David Haye’s punches land on AIBA’s pro-boxing move

At a bar in Mumbai on Wednesday,Haye landed imaginary blows on two rather mighty opponents.

Written by Mihir Vasavda | Mumbai | Published: June 27, 2013 3:43 am

David Haye lets out a slight chuckle and adjusts his neatly braided hair. He looks straight in the eyes,as if facing off an opponent on the eve of his bout. There is no attempt to be subtle. But then,boxers generally aren’t. Especially Haye. If you could win titles by merely taking jibes at opponents,then Haye would have won them by a dozen.

At a bar in Mumbai on Wednesday,Haye landed imaginary blows on two rather mighty opponents. First,the International Olympic Committee (IOC) and the International Amateur Boxing Association (AIBA) for allowing professional boxers to compete at the Olympic Games. Second,on his fierce rival Vitali Klitschko. But that one’s for later.

AIBA’s decision to allow pro-boxers to compete at Rio Games has sparked a huge controversy,with the World Boxing Council,who are a pro-boxing organisation,questioning the move,which is backed by the IOC. Haye,the former heavyweight world champion,did not mince words when his opinion was sought on this issue. “I think its a bad thing that pros are allowed to compete at the Olympics. It’s not fair,” Haye,who won a silver medal at the 2001 World Amateur Championships,began. “I was an amateur for 12 years and competed as a pro for last 10 years,during which I have had 12 round fights and the world championship bouts. To go back to the Olympics and to fight potentially a 17-year-old boy,who’s only had 20 fights is not fair. I should not be allowed to go back to the Olympics.” Haye said Olympics are for ‘younger kids and amateurs’ who have striven to win a medal. Rather than pros going back to the amateur level,it should be the other way round,he says.

However,he was of the opinion that it is still some time before Indian boxers should take the plunge into professional boxing. The likes of Vijender Singh and Akhil Kumar have,in the past,expressed their desire to switch to pro boxing but Haye believes India first need to get proper infrastructural set-up. “Having the skill set isn’t enough. They need to get the whole professional infrastructural setup around them and at the moment I don’t see that in India yet. I hope my presence here can help them,” he says.

Haye was in Mumbai for the launch of a fitness centre along with actor John Abraham. He looked well-versed with the Indian boxing scene,aware of the Vijenders and Mary Koms. So smitten is he by Kom,in fact,that he called her the ‘story of the London Games.’ “What she did at the Olympics was amazing…that was the story of the games for me. Considering that she has achieved this despite what she’s been through,is inspiring. I think that has given India a shot in the arm in terms of youngsters,particularly young girls,who want to take up boxing,” he says.

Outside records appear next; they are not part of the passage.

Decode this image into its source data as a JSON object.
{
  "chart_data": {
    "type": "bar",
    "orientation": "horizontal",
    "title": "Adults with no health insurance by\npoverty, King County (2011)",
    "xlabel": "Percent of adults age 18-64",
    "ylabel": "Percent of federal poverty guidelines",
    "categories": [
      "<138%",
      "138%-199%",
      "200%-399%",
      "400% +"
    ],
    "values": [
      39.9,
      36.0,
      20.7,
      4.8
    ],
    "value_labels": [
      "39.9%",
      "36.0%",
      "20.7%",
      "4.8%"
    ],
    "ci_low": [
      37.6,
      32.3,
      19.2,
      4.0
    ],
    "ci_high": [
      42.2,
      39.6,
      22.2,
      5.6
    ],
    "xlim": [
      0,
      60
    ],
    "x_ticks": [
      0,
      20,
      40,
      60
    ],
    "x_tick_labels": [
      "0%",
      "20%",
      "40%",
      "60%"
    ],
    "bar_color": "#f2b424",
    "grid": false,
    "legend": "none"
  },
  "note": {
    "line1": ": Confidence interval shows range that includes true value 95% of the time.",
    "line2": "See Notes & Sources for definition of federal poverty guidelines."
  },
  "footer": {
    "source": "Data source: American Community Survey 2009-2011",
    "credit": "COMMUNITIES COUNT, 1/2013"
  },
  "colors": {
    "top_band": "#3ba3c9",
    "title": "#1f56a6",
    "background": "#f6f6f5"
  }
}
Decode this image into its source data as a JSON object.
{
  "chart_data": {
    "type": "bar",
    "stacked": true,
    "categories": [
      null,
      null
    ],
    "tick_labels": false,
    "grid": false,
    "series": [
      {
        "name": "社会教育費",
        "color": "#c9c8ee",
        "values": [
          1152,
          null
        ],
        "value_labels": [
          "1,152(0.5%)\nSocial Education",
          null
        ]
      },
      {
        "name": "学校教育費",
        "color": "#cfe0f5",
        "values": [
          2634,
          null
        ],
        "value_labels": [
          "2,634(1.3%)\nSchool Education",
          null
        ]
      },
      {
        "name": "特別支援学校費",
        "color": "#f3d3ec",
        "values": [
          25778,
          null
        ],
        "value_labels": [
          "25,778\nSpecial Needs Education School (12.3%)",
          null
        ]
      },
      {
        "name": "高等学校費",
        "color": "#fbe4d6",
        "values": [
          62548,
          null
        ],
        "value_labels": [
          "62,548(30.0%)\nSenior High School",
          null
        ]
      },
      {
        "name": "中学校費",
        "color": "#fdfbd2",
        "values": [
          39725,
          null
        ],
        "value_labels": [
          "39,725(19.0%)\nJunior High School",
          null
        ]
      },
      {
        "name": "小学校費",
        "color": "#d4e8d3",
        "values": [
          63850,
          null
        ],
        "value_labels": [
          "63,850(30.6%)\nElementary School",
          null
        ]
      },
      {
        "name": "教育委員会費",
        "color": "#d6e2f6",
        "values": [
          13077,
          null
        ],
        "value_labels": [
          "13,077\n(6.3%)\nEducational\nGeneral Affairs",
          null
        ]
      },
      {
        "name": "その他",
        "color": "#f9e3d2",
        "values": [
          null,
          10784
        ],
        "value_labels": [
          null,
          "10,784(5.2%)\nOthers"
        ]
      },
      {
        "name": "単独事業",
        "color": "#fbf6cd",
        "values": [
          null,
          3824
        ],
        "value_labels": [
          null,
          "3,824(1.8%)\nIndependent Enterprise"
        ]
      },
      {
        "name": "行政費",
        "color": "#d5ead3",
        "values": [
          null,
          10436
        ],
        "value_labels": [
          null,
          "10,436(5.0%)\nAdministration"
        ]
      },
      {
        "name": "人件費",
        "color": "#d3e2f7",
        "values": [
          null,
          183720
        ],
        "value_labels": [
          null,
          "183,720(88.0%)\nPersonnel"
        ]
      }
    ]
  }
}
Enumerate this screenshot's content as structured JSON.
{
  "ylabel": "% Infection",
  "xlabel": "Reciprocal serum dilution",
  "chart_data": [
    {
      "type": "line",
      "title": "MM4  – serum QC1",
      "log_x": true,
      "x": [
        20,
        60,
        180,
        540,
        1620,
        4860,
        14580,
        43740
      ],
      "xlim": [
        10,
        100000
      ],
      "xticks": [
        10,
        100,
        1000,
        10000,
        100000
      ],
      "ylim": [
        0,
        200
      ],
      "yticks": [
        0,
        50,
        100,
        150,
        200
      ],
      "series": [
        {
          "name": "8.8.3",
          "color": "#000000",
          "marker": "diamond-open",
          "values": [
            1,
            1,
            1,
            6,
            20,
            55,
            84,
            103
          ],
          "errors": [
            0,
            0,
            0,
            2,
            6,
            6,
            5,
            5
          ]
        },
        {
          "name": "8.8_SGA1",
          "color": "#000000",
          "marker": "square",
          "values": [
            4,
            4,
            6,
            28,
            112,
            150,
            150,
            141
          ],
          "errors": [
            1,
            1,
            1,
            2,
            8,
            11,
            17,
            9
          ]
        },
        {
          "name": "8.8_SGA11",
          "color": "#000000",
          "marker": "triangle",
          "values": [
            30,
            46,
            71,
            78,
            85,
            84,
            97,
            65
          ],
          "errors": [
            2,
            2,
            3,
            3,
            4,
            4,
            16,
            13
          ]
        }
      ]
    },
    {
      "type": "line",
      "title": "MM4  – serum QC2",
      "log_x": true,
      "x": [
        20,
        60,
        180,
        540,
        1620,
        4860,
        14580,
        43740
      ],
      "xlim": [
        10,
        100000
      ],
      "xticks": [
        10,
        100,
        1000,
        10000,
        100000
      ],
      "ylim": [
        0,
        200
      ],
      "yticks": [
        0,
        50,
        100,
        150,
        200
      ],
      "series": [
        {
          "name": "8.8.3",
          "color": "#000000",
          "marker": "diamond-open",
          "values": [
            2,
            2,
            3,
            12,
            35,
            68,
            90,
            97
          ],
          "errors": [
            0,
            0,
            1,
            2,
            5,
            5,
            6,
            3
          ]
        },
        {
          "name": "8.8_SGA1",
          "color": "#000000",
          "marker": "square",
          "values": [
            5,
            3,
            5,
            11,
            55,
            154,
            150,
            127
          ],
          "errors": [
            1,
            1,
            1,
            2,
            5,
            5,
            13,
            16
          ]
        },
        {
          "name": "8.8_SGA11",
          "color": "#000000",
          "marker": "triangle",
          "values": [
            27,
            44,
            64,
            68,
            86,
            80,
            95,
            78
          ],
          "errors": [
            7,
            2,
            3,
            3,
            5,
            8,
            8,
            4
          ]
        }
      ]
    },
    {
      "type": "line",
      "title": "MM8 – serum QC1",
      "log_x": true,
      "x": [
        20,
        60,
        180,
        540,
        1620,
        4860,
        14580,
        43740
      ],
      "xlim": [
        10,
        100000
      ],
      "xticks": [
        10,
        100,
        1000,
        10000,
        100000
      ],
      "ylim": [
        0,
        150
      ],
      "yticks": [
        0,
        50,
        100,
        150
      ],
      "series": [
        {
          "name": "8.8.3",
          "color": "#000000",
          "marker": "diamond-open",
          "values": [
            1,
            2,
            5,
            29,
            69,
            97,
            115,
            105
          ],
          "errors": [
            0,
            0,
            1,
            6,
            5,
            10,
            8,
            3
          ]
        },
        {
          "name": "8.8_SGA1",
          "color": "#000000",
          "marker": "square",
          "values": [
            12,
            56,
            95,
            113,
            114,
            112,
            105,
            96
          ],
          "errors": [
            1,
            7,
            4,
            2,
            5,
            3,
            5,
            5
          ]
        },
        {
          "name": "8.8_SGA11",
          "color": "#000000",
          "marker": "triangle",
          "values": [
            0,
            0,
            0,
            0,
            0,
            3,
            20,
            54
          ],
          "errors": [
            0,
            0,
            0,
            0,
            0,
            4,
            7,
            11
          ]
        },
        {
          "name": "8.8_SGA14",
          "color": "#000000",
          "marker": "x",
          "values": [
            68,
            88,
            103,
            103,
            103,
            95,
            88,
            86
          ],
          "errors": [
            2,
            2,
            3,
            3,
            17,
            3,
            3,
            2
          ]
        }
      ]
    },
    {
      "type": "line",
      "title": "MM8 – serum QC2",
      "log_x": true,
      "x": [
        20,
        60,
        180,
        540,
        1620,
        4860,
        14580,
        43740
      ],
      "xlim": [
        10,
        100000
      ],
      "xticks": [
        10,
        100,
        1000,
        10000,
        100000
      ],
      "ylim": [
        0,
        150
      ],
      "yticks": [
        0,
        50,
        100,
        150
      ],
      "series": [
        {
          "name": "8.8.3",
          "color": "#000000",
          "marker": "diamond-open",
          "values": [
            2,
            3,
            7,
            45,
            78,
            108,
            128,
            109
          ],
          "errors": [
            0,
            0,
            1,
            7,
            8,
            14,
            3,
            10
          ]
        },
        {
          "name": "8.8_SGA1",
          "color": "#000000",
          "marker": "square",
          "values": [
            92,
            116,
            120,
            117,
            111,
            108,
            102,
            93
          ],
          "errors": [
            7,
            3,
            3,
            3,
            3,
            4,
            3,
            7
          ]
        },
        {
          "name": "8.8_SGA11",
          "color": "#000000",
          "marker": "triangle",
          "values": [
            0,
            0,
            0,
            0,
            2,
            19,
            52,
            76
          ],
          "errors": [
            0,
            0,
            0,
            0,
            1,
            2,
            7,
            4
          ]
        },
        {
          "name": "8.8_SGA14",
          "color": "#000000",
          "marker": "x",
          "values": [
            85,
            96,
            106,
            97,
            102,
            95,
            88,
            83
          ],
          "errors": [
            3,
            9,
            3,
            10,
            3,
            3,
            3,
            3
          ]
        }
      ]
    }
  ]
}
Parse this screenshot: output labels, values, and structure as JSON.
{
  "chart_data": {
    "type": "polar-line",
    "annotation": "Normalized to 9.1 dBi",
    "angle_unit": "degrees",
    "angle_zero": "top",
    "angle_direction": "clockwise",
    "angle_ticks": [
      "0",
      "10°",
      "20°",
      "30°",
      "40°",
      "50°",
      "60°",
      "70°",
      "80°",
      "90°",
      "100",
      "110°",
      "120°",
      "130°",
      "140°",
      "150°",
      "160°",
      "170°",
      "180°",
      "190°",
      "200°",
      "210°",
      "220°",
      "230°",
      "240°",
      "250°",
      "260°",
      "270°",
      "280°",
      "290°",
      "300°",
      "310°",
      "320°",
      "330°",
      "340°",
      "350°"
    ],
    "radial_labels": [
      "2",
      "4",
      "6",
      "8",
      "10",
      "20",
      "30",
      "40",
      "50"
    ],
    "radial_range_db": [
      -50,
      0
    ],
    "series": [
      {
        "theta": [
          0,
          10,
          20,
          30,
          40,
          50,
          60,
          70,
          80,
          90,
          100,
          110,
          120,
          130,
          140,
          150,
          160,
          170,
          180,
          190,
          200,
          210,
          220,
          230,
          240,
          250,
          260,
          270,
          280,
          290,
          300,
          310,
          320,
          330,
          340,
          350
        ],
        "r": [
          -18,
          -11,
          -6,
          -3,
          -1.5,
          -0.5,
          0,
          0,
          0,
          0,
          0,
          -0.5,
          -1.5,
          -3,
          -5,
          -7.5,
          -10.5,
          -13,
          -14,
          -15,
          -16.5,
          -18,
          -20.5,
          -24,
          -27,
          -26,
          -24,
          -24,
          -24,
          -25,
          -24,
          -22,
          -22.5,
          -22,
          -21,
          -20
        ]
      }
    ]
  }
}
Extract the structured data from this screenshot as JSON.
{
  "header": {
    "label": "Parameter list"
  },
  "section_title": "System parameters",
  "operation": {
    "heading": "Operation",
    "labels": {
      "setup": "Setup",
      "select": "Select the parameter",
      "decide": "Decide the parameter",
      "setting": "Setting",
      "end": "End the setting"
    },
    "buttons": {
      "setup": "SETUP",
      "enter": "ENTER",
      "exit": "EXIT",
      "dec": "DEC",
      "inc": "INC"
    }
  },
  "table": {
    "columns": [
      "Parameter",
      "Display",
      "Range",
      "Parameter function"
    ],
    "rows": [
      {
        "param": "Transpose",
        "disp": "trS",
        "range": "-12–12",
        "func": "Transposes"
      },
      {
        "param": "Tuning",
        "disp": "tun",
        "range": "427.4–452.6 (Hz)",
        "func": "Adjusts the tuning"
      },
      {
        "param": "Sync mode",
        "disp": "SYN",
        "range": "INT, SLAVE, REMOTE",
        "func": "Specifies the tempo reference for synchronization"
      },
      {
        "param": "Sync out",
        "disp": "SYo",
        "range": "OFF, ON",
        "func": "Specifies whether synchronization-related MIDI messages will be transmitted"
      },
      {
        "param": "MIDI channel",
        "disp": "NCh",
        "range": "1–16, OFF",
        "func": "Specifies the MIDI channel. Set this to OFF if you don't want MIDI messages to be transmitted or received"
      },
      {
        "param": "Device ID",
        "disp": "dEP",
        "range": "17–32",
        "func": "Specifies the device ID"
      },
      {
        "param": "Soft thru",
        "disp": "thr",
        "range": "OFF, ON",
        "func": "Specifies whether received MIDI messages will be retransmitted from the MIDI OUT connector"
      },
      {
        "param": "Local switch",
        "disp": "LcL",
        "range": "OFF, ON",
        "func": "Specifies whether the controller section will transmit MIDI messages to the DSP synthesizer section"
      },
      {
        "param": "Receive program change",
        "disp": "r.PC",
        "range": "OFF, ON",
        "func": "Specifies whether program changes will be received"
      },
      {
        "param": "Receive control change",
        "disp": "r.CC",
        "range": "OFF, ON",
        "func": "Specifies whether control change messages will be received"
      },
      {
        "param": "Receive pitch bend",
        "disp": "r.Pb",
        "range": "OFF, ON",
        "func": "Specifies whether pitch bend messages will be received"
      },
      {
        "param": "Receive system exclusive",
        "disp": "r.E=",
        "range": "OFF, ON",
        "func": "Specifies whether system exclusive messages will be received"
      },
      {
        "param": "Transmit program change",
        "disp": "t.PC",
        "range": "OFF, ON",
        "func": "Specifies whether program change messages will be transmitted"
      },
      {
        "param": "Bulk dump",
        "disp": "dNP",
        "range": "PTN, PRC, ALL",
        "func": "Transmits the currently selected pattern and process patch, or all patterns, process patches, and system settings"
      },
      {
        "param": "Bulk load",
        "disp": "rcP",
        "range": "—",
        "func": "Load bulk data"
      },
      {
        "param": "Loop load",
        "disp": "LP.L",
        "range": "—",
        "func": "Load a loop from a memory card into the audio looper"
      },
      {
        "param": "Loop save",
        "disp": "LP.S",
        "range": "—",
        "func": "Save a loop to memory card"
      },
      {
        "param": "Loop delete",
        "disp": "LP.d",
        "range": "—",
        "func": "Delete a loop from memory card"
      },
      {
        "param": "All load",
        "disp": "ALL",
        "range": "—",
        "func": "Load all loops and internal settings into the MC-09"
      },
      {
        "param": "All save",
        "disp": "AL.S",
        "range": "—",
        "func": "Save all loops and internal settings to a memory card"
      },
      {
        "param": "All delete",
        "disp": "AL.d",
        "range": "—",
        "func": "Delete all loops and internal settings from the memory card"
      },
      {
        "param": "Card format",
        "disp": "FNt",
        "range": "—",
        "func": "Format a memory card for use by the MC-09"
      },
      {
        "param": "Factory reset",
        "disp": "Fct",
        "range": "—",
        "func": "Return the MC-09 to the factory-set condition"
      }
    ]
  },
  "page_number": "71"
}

And how can any conversation with Haye go without the mention of Klitschko. Asked if heavyweight boxing,which has over the years seen legendary rivalries that have spilled beyond the boxing rings,has lost its charm,Haye blamed it on the reigning world champion. “It has been rather boring. But what else can you expect if you have Klitschko as the world champion?” he smiled.Haye says he ‘hates’ Klitschko because the Ukrainian has taken what he loves the most — the World Championship belt.